Improving Inventory Accuracy with the Internet of Things
How can IoT be used to improve inventory accuracy? First we can digitize the inventory. Let’s define the Things as sensors on individual items in inventory (like 1 shirt, or 1 shoe, or 1 can). These sensors can vary from a wide range of technology like beacons, RFID tags, or shelf liners that can stream raw data about inventory presence. For example, if I take something off a shelf, the shelf can send a message that an item has been moved off the shelf. Or if I take a shirt into a dressing room, the shirt can send a message that it has moved into another area. Now imagine all these items talking, constantly sending state updates per millisecond to a dynamic edge processing server sitting in a store.
What immediately happens is your inventory accuracy level rises as you are given inventory counts that are timelier than cycle counts (physical counting) could ever create. This can be done quickly, run on minimal hardware, and independent from existing systems and network connections. But is that truly retailer ROI for IoT? Knowing in-store inventory levels for a particular item is not useful if you can’t act on it. In fact you might argue an associate could easily tell you a shelf is empty just by looking at it rather than investing in IoT technology to tell you.

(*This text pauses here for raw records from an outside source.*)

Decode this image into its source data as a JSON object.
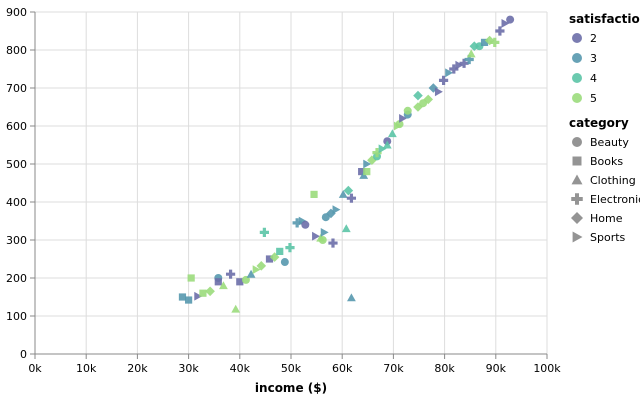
{
  "chart_data": {
    "type": "scatter",
    "title": "",
    "xlabel": "income ($)",
    "ylabel": "",
    "xlim": [
      0,
      100000
    ],
    "ylim": [
      0,
      900
    ],
    "x_ticks": [
      {
        "value": 0,
        "label": "0k"
      },
      {
        "value": 10000,
        "label": "10k"
      },
      {
        "value": 20000,
        "label": "20k"
      },
      {
        "value": 30000,
        "label": "30k"
      },
      {
        "value": 40000,
        "label": "40k"
      },
      {
        "value": 50000,
        "label": "50k"
      },
      {
        "value": 60000,
        "label": "60k"
      },
      {
        "value": 70000,
        "label": "70k"
      },
      {
        "value": 80000,
        "label": "80k"
      },
      {
        "value": 90000,
        "label": "90k"
      },
      {
        "value": 100000,
        "label": "100k"
      }
    ],
    "y_ticks": [
      {
        "value": 0,
        "label": "0"
      },
      {
        "value": 100,
        "label": "100"
      },
      {
        "value": 200,
        "label": "200"
      },
      {
        "value": 300,
        "label": "300"
      },
      {
        "value": 400,
        "label": "400"
      },
      {
        "value": 500,
        "label": "500"
      },
      {
        "value": 600,
        "label": "600"
      },
      {
        "value": 700,
        "label": "700"
      },
      {
        "value": 800,
        "label": "800"
      },
      {
        "value": 900,
        "label": "900"
      }
    ],
    "grid": true,
    "legend_placement": "right",
    "color_legend": {
      "title": "satisfaction",
      "entries": [
        {
          "label": "2",
          "value": 2,
          "color": "#6b6ea8"
        },
        {
          "label": "3",
          "value": 3,
          "color": "#5698ae"
        },
        {
          "label": "4",
          "value": 4,
          "color": "#5bc4a6"
        },
        {
          "label": "5",
          "value": 5,
          "color": "#9bdb7c"
        }
      ]
    },
    "shape_legend": {
      "title": "category",
      "entries": [
        {
          "label": "Beauty",
          "shape": "circle"
        },
        {
          "label": "Books",
          "shape": "square"
        },
        {
          "label": "Clothing",
          "shape": "triangle-up"
        },
        {
          "label": "Electronics",
          "shape": "cross"
        },
        {
          "label": "Home",
          "shape": "diamond"
        },
        {
          "label": "Sports",
          "shape": "triangle-right"
        }
      ]
    },
    "points": [
      {
        "x": 28800,
        "y": 150,
        "category": "Books",
        "satisfaction": 3
      },
      {
        "x": 30000,
        "y": 142,
        "category": "Books",
        "satisfaction": 3
      },
      {
        "x": 30500,
        "y": 200,
        "category": "Books",
        "satisfaction": 5
      },
      {
        "x": 31800,
        "y": 152,
        "category": "Sports",
        "satisfaction": 2
      },
      {
        "x": 32800,
        "y": 160,
        "category": "Books",
        "satisfaction": 5
      },
      {
        "x": 34200,
        "y": 165,
        "category": "Home",
        "satisfaction": 5
      },
      {
        "x": 35800,
        "y": 200,
        "category": "Beauty",
        "satisfaction": 3
      },
      {
        "x": 35800,
        "y": 190,
        "category": "Books",
        "satisfaction": 2
      },
      {
        "x": 36800,
        "y": 180,
        "category": "Clothing",
        "satisfaction": 5
      },
      {
        "x": 38200,
        "y": 210,
        "category": "Electronics",
        "satisfaction": 2
      },
      {
        "x": 39200,
        "y": 118,
        "category": "Clothing",
        "satisfaction": 5
      },
      {
        "x": 40000,
        "y": 190,
        "category": "Books",
        "satisfaction": 2
      },
      {
        "x": 41200,
        "y": 195,
        "category": "Beauty",
        "satisfaction": 5
      },
      {
        "x": 42200,
        "y": 210,
        "category": "Clothing",
        "satisfaction": 3
      },
      {
        "x": 43200,
        "y": 222,
        "category": "Sports",
        "satisfaction": 5
      },
      {
        "x": 44200,
        "y": 232,
        "category": "Home",
        "satisfaction": 5
      },
      {
        "x": 44800,
        "y": 320,
        "category": "Electronics",
        "satisfaction": 4
      },
      {
        "x": 45800,
        "y": 250,
        "category": "Books",
        "satisfaction": 2
      },
      {
        "x": 46800,
        "y": 255,
        "category": "Home",
        "satisfaction": 5
      },
      {
        "x": 47800,
        "y": 270,
        "category": "Books",
        "satisfaction": 4
      },
      {
        "x": 48800,
        "y": 242,
        "category": "Beauty",
        "satisfaction": 3
      },
      {
        "x": 49800,
        "y": 280,
        "category": "Electronics",
        "satisfaction": 4
      },
      {
        "x": 51200,
        "y": 345,
        "category": "Electronics",
        "satisfaction": 3
      },
      {
        "x": 52200,
        "y": 350,
        "category": "Sports",
        "satisfaction": 3
      },
      {
        "x": 52800,
        "y": 340,
        "category": "Beauty",
        "satisfaction": 2
      },
      {
        "x": 54500,
        "y": 420,
        "category": "Books",
        "satisfaction": 5
      },
      {
        "x": 54800,
        "y": 310,
        "category": "Sports",
        "satisfaction": 2
      },
      {
        "x": 55800,
        "y": 305,
        "category": "Clothing",
        "satisfaction": 5
      },
      {
        "x": 56200,
        "y": 300,
        "category": "Beauty",
        "satisfaction": 5
      },
      {
        "x": 56500,
        "y": 320,
        "category": "Sports",
        "satisfaction": 3
      },
      {
        "x": 56800,
        "y": 360,
        "category": "Beauty",
        "satisfaction": 3
      },
      {
        "x": 57800,
        "y": 370,
        "category": "Home",
        "satisfaction": 3
      },
      {
        "x": 58200,
        "y": 292,
        "category": "Electronics",
        "satisfaction": 2
      },
      {
        "x": 58800,
        "y": 380,
        "category": "Sports",
        "satisfaction": 3
      },
      {
        "x": 60200,
        "y": 420,
        "category": "Clothing",
        "satisfaction": 3
      },
      {
        "x": 60800,
        "y": 330,
        "category": "Clothing",
        "satisfaction": 4
      },
      {
        "x": 61200,
        "y": 430,
        "category": "Home",
        "satisfaction": 4
      },
      {
        "x": 61800,
        "y": 148,
        "category": "Clothing",
        "satisfaction": 3
      },
      {
        "x": 61800,
        "y": 410,
        "category": "Electronics",
        "satisfaction": 2
      },
      {
        "x": 63800,
        "y": 480,
        "category": "Books",
        "satisfaction": 2
      },
      {
        "x": 64200,
        "y": 470,
        "category": "Clothing",
        "satisfaction": 3
      },
      {
        "x": 64800,
        "y": 480,
        "category": "Books",
        "satisfaction": 5
      },
      {
        "x": 64800,
        "y": 500,
        "category": "Sports",
        "satisfaction": 3
      },
      {
        "x": 65800,
        "y": 510,
        "category": "Home",
        "satisfaction": 5
      },
      {
        "x": 66800,
        "y": 520,
        "category": "Beauty",
        "satisfaction": 4
      },
      {
        "x": 66800,
        "y": 530,
        "category": "Electronics",
        "satisfaction": 5
      },
      {
        "x": 67800,
        "y": 540,
        "category": "Sports",
        "satisfaction": 4
      },
      {
        "x": 68800,
        "y": 560,
        "category": "Beauty",
        "satisfaction": 2
      },
      {
        "x": 68800,
        "y": 550,
        "category": "Clothing",
        "satisfaction": 4
      },
      {
        "x": 69800,
        "y": 580,
        "category": "Clothing",
        "satisfaction": 4
      },
      {
        "x": 70800,
        "y": 600,
        "category": "Sports",
        "satisfaction": 5
      },
      {
        "x": 71200,
        "y": 605,
        "category": "Beauty",
        "satisfaction": 5
      },
      {
        "x": 71800,
        "y": 620,
        "category": "Sports",
        "satisfaction": 2
      },
      {
        "x": 72800,
        "y": 630,
        "category": "Beauty",
        "satisfaction": 3
      },
      {
        "x": 72800,
        "y": 640,
        "category": "Beauty",
        "satisfaction": 5
      },
      {
        "x": 74800,
        "y": 680,
        "category": "Home",
        "satisfaction": 4
      },
      {
        "x": 74800,
        "y": 650,
        "category": "Home",
        "satisfaction": 5
      },
      {
        "x": 75800,
        "y": 660,
        "category": "Beauty",
        "satisfaction": 5
      },
      {
        "x": 76800,
        "y": 670,
        "category": "Home",
        "satisfaction": 5
      },
      {
        "x": 77800,
        "y": 700,
        "category": "Home",
        "satisfaction": 3
      },
      {
        "x": 78800,
        "y": 690,
        "category": "Sports",
        "satisfaction": 2
      },
      {
        "x": 79800,
        "y": 720,
        "category": "Electronics",
        "satisfaction": 2
      },
      {
        "x": 80800,
        "y": 740,
        "category": "Sports",
        "satisfaction": 3
      },
      {
        "x": 81800,
        "y": 750,
        "category": "Electronics",
        "satisfaction": 2
      },
      {
        "x": 82800,
        "y": 760,
        "category": "Sports",
        "satisfaction": 2
      },
      {
        "x": 83800,
        "y": 765,
        "category": "Electronics",
        "satisfaction": 2
      },
      {
        "x": 84800,
        "y": 775,
        "category": "Electronics",
        "satisfaction": 3
      },
      {
        "x": 85200,
        "y": 790,
        "category": "Clothing",
        "satisfaction": 5
      },
      {
        "x": 85800,
        "y": 810,
        "category": "Home",
        "satisfaction": 4
      },
      {
        "x": 86800,
        "y": 810,
        "category": "Beauty",
        "satisfaction": 4
      },
      {
        "x": 87800,
        "y": 820,
        "category": "Books",
        "satisfaction": 3
      },
      {
        "x": 88800,
        "y": 825,
        "category": "Home",
        "satisfaction": 5
      },
      {
        "x": 89800,
        "y": 820,
        "category": "Electronics",
        "satisfaction": 5
      },
      {
        "x": 90800,
        "y": 850,
        "category": "Electronics",
        "satisfaction": 2
      },
      {
        "x": 91800,
        "y": 870,
        "category": "Sports",
        "satisfaction": 2
      },
      {
        "x": 92800,
        "y": 880,
        "category": "Beauty",
        "satisfaction": 2
      }
    ]
  }
}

More Than IoT Data – Business of Things
But what if you could combine your minimum quantity rules from SAP with an automated purchase order requisition from the store based on the total in-store count for an item? You could potentially avoid stock-outs from ever happening, not from just live inventory counts, but with combined intelligence at the store level. Or what if you could automate receiving so associates don’t need to manually scan everything, highlighting discrepancies between what was received versus the original purchase requisition automatically, freeing the associate up to make sales in the store front?
Retail Reality Check
We have the technology today to achieve this and we have worked on many edge processing scenarios across various industries, including retail. But is retail really ready for it? A lot of the retailers I have spoken to are just starting to dip their toe into the IoT water. They’re interested in simple use cases around improving efficiency with real-time in-store data to build the ROI case. I can appreciate that approach. But I truly believe it won’t be until we marry the insights collected at the store with the business intelligence at the headquarters that IoT will start to make real gains in retail. When retailers are ready, we will be waiting.